Der globale Bewusstseinswandel in Richtung Nachhaltigkeit, Gleichberechtigung und Gerechtigkeit erstreckt sich auch auf die Art und Weise, wie Kunden über Geld denken und die Rolle ihrer Bankpartner. Kunden erwarten, dass ihre Banken mehr als nur transaktionsorientierte Dienstleister sind. Daraus ergibt sich die Chance für Unternehmen, mutige, sichtbare Versprechen abzugeben, sich um die Bedürfnisse ihrer Communities zu kümmern und dem auch mutige Taten folgen zu lassen.

Eine grosse Herausforderung besteht darin, klare Parameter festzulegen, um positive Veränderungen zu messen und nachhaltiges Handeln zu gewährleisten. Das bedeutet auch, dass viele etablierte Akteure ihre internen Praktiken überdenken und zukunftsorientiertere Prozesse einführen müssen. Wenn Finanzdienstleister diese Hürden überwinden, können sie das Vertrauen einer wachsenden Basis von sozial bewussten Konsumenten gewinnen und ihre Marke zu langfristigem, nachhaltigem Erfolg führen.

«Wir können uns auf ein Jahrzehnt freuen, in dem sich die Finanzbranche bewusst auf Veränderungen einlässt»

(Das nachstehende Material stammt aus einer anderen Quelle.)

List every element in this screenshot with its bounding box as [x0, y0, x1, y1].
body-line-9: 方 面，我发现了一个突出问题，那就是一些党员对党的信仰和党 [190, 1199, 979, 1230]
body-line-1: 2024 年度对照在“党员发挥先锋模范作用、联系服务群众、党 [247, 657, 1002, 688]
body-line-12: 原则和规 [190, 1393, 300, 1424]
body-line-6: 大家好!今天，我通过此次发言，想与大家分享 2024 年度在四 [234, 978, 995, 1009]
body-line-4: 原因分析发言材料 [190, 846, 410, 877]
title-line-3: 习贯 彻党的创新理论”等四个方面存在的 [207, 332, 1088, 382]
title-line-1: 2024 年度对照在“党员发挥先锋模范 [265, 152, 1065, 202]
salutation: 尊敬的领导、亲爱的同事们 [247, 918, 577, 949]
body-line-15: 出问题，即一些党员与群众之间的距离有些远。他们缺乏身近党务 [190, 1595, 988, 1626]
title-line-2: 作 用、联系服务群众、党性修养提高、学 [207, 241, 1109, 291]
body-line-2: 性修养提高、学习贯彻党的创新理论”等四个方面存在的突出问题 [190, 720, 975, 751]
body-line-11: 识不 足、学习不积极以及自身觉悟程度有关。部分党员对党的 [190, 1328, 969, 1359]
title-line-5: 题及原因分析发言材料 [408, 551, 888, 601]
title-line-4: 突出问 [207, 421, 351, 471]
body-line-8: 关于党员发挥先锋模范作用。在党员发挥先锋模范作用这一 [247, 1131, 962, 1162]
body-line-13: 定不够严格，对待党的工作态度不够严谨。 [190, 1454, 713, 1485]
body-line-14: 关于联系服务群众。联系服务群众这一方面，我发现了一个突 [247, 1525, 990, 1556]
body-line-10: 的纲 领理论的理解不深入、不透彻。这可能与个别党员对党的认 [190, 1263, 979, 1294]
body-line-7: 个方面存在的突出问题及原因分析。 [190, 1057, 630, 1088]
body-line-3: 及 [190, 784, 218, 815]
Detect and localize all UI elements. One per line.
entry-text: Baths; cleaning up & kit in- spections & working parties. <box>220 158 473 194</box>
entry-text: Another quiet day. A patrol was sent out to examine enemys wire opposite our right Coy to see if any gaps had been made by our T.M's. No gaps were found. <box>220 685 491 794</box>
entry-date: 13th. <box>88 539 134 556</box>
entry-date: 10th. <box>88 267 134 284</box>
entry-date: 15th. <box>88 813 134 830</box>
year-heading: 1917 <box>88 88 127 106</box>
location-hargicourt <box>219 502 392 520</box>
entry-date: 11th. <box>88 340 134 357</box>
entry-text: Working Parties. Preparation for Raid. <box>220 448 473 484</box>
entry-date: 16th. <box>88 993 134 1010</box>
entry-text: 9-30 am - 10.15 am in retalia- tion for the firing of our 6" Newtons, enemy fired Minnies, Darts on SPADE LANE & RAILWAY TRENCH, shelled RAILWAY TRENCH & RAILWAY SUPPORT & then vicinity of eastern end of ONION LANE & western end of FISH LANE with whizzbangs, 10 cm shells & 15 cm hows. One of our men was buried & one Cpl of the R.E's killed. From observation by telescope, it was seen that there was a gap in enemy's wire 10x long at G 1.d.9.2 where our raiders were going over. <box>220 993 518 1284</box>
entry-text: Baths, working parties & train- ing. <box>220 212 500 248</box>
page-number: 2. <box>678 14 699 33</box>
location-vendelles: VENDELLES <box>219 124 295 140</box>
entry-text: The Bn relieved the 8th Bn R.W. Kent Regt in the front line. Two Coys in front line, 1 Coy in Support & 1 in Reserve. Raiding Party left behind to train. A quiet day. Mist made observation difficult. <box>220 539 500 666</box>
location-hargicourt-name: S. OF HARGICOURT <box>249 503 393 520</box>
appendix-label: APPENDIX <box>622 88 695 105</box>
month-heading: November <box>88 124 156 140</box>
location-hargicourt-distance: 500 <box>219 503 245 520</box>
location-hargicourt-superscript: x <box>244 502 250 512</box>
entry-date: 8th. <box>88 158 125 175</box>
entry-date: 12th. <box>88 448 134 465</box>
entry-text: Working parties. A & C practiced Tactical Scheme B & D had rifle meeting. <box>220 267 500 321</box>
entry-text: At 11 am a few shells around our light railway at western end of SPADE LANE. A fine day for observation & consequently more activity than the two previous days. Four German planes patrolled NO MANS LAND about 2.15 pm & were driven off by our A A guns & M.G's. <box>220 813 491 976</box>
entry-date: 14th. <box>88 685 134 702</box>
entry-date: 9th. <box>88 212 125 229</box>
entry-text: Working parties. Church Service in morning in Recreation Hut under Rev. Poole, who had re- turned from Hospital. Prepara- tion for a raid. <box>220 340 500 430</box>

Da die meisten Mitarbeiter in der Finanzbranche in den 2020er-Jahren zu einem grossen Teil von zu Hause aus arbeiten werden, überdenken immer mehr Unternehmen die Notwendigkeit, dass Mitarbeitende jemals wieder in physische Büroräume zurückkehren müssen. Während die Finanzbranche aufgrund von Sicherheitsbedenken eine Rückkehr zur alten Normalität bevorzugen könnte, denkt das Personal mit zusätzlichen Flexibilitäts- und Sicherheitsbedenken möglicherweise anders.

Immer mehr Angestellte stellen fest, dass ihre heimischen Internetverbindungen, VPNs und Homeoffice-Infrastrukturen die Arbeit erledigen können. So wird es an den Finanzdienstleistungsunternehmen liegen, das Arbeits-Ökosystem zu überdenken, um die Zusammenarbeit zu verbessern, technologische Einschränkungen zu lösen und eine ansprechende Umgebung zu schaffen. Diese soll die Mitarbeitenden unterstützen, die von zu Hause aus arbeiten – ebenso wie diejenigen, die ins Büro zurückkehren wollen.

Während diese Faktoren eine Schlüsselrolle bei der Gestaltung des nächsten Jahrzehnts im Bank- und Finanzwesen spielen können, ist die Zukunft wie immer unvorhersehbar. Angesichts des sich ständig verändernden Weges, der vor uns liegt, können wir uns jedoch auf ein Jahrzehnt freuen, in dem sich die Finanzbranche bewusst auf Veränderungen einlässt.


Roman Balzan ist seit September 2020 Head Marketing, Brand & Communication bei der Schweizer Digitalbank Alpian. Er studierte an der Hochschule St. Gallen (HSG) und arbeitete in der Folge für Google, Mavin sowie zuletzt für das Silicon-Valley-Startup Lime.